Когда во вступлении к "Медному всаднику" Пушкин сначала пишет: "Здесь будет город заложен", а через каких-нибудь 7 стихов: "Прошло сто лет, и юный град...", то различие между разговорной интонацией, в которую облечено размышление Петра, и авторским отношением к красоте выросшего Петербурга ощущается читателем как употребление стилистических красок единого поэтического языка и не вызывает у него никакого сопротивления. Затем, в русском языке существует известная разница между формой "воскресение" как возврат к жизни и "воскресенье" как день недели, но это сравнительно редкий случай стилистической дифференциации грамматических форм, которую никоим образом нельзя установить, например, в "Домике в Коломне", где в строфе I употребляется выражение "...с тройным созвучием", а в строфе III рифмуются "увечья", "наречья" и "готов сберечь я". Ясно, что в последнем случае выбор формы слова диктуется соображениями метра, как это было с грамматическими дублетами и у Гомера.[10] Наконец, в гексаметре у русских поэтов встречается замена дактиля хореем, чаще всего - в переводах или подражаниях древним (опять же у Пушкина: "Чистый лоснится пол"...).
Возвращаясь после этого небольшого отступления к "Одиссее" Жуковского, спросим себя, в какой мере можно соотнести его переводческие принципы с особенностями языка Гомера. Начнем с его самого крупного достижения - необыкновенно легкого и гибкого гексаметра, с очень скупым употреблением замедляющих течений стиха хореев, и то лишь в начальной стопе (на все 12 с небольшим тысяч строк приходится немногим более сотни таких стихов). Гексаметром Жуковский пользовался и раньше - в частности, в уже упомянутых переводах из Овидия и Вергилия, но никогда этот размер не звучал у него так свободно, как в "Одиссее". Вот немного статистики. В первом 21 стихе эпизода из Овидия - 7 хореев, во всей кн. 1 "Одиссеи" - 3. Вместе с тем, в переведенной примерно за 20 лет до того кн. II из "Энеиды" Жуковский уже использовал накопление хореев в том же стихе, где в оригинале - 3 спондея: "К£к погибла Троя, как Приамово царство // Греки низринули..." (ст. 4). В "Одиссее" наиболее замечательный пример в этом отношении - пять стихов из кн. II. 594-598, независимо от того, признаем ли мы их творчеством автора "Одиссеи" или позднейшей вставкой (см. в Примечаниях вступительную заметку к кн. 11). Здесь в оригинале на 4 первых гексаметра приходится 6 спондеев, изображающих, с каким усилием катит Сизиф в гору камень; заключает описание пятая, сплошь дактилическая стопа: камень быстро катится вниз. Точно так же в переводе: 6 хореев в первых четырех стихах и заключительный стих из одних дактилей.[11]

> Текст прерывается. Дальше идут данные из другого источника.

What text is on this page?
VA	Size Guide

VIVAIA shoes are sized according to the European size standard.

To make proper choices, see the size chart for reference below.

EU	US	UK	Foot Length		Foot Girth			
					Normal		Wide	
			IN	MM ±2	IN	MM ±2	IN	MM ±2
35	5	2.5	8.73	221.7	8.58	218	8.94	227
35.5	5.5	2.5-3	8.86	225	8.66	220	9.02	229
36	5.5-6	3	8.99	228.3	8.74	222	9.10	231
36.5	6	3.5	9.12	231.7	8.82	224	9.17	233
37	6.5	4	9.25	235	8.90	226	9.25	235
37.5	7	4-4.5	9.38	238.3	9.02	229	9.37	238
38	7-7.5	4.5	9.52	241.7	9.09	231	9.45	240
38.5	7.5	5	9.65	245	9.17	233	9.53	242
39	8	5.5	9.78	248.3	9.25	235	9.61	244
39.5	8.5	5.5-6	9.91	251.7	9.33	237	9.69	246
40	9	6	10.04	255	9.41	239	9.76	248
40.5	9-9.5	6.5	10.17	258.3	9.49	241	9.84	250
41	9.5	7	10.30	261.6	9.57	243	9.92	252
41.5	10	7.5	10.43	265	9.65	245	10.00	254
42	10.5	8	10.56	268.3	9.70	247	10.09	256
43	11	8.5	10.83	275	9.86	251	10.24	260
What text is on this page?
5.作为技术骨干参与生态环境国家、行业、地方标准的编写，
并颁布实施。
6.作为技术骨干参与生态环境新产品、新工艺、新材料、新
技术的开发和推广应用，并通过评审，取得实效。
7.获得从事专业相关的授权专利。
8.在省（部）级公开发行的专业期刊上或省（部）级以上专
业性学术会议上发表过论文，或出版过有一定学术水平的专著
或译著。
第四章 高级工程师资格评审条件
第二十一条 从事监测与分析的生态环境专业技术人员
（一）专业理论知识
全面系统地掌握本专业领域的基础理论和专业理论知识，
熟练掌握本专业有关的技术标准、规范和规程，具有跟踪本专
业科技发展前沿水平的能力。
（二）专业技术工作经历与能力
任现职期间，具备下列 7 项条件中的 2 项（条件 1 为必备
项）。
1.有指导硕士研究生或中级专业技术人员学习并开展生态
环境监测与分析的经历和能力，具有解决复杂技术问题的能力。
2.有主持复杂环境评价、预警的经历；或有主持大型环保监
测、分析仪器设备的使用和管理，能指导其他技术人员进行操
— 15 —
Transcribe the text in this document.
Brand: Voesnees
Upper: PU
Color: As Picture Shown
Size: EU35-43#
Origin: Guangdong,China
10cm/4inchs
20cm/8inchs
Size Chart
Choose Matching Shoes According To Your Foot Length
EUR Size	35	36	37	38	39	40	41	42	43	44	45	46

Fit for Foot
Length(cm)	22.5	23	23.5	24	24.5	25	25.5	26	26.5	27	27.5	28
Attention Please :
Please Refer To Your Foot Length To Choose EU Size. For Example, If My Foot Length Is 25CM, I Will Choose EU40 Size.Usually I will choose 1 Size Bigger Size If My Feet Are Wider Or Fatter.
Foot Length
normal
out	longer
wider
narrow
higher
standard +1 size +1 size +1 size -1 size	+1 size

Другим замечательным свойством перевода Жуковского является обилие и богатство сложных прилагательных, примеры чего читатель найдет в первых же стихах поэмы: "многоопытный", "богоподобный", "хитроумный" Одиссей, "светоносный" бог Гелиос, "длинноогромные" столбы, поддерживающие небесный свод, "коварно-ласкательные слова", которыми Калипсо пытается удержать у себя Одиссея. А потом встретятся "бесплодносоленая бездна" и "широкотуманная зыбь" моря, "звонкопространные сени" и "громкозвучнокопытные кони" и еще десятки, если не сотни, других сложных определений, которые могут не всегда совпадать с оригиналом ("медноокованные копья" там, где в оригинале просто "медные"; "звонкоприят-ный голос" Калипсо, где эпитет добавлен переводчиком, равно как определение "сладостно-убийственный" в применении к голосу Сирен, отсутствующее в оригинале, но по существу верное), но в своей совокупности создают то обилие материальных, световых, цветовых и всяких прочих качественных характеристик, которыми отличается гомеровский эпос.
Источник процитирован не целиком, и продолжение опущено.